MacKay talks some more about the hardships of the shoot (yes, that was him diving off the wall of a French town into a freezing river — actual location, Darlington) and yet, open and ingenuous, he cringes at the idea that he’s coming across as a pampered beauty queen. “We could go home every night and have a bath,” he says. “Whereas the people we were portraying, the stories we were putting across . . . It was a drop in the ocean compared to what some of those fellas went through.”

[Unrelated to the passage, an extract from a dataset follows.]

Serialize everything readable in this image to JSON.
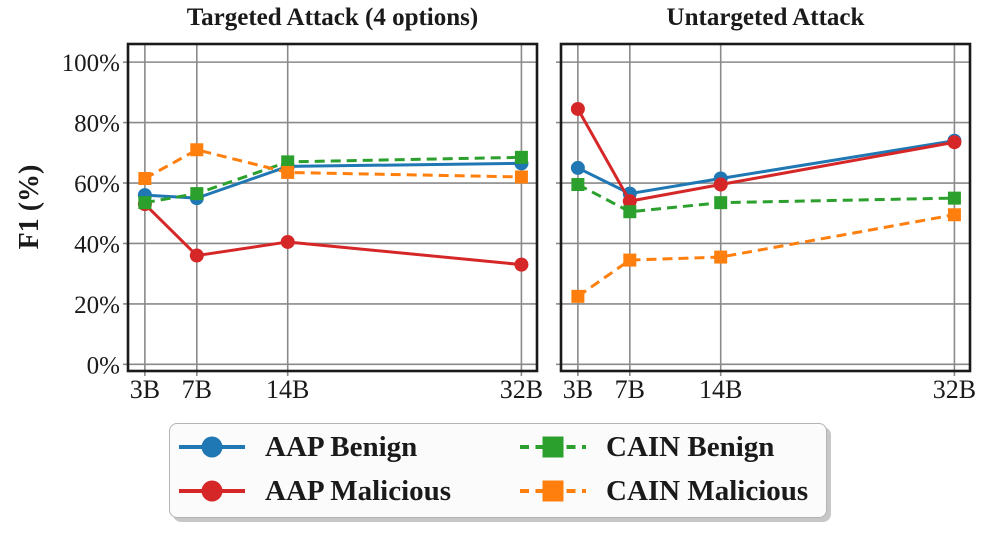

MacKay’s connection to the war is on the side of his Australian father, Paul, a production manager, whose grandfather came to Australia from Ireland and fought with the Anzacs. “I don’t know his full story,” MacKay says, sounding sad. We talk about “the kids” today and how they measure up to the Greatest Generation, and would they have fought in similar circumstances and he says: “Absolutely I think they would, because humans adapt to whatever their situation is.”

Playing it from the core

He worries about how we, as a society, don’t seem to be “in tune with our core values because they don’t get tested often”. And no, he doesn’t do social media. And neither is he tempted.

“I’ve never had it, so it’s never been an issue,” he says. “As soon as the idea of doing it has even been entertained, I’ve said, ‘No. I don’t want to.’ “ But, well, with Instagram he could, you know, post pictures to his followers of the meals he’s eating. “Nah. I’d rather just cook one instead.”

MacKay began acting at the age of 11, when a talent scout spotted him at the Harrodian School, a private school in Barnes, southwest London, and cast him as Curly, one of the Lost Boys in PJ Hogan’s big-screen version of Peter Pan.

He continued to act “consistently but sparsely” throughout his school days (as the son of Clive Owen in The Boys are Back, and the brother of Jamie Bell in Defiance), but says that he decided to pursue it as a career only at 19, bypassing drama school and fully embracing that swoony, soft and sensitive persona, best seen opposite Saoirse Ronan in How I Live Now and opposite Anya Taylor-Joy in The Secret of Marrowbone.

I tell him that he seems to have cornered the market in a certain strain of wounded vulnerability and he does not disagree (or maybe he’s being polite). “In all the different characters that I play, they’re all leaves and branches from whatever my core is,” he says. “I don’t know if my core is vulnerable, but my throughline is, oftentimes. And maybe that’s not a good thing, but I can never stretch too far from that.”

He dated Ronan, briefly, after How I Live Now, but prefers not to discuss girlfriends or partners (“Oh, I can’t talk about that,” is his stock response to romantic queries) and will only say that his personal life consists of “cooking, spending time with friends and family, bits and bobs, really”.

Next for MacKay is playing Ned Kelly in the Australian drama True History of the Kelly Gang. Adapted from the novel by Peter Carey and directed by Justin Kurzel (Snowtown), it’s another huge and possibly career-defining role, and a suitably prestigious follow-up to 1917. He talks excitedly about it, about the preparation involved (three months of chopping wood and horse riding) and how he and the other cast members formed a punk band (Kurzel saw the Kelly Gang as archetypal punks) and played their self-penned songs at a Melbourne bar before the shoot (“We walked on set the next day with the swagger of a real punk band!”). The experience, he says, was transformative.

The conversation winds its way back to 1917 and to the other big names in the film. There are cameo roles for Benedict Cumberbatch and Richard Madden as well as Firth. Was MacKay intimidated, not just by carrying a film in which Doctor Strange and Mr Darcy are only minor players, but by acting opposite these heavyweights? “Of course, there’s a respect and awe there,” he begins, cautiously, before smiling, and allowing himself for the first time, the tiniest hint of pride. “But by the same token, going toe to toe with them? There’s a thrill to that. It’s exciting.” Expect, in short, more of the same in future.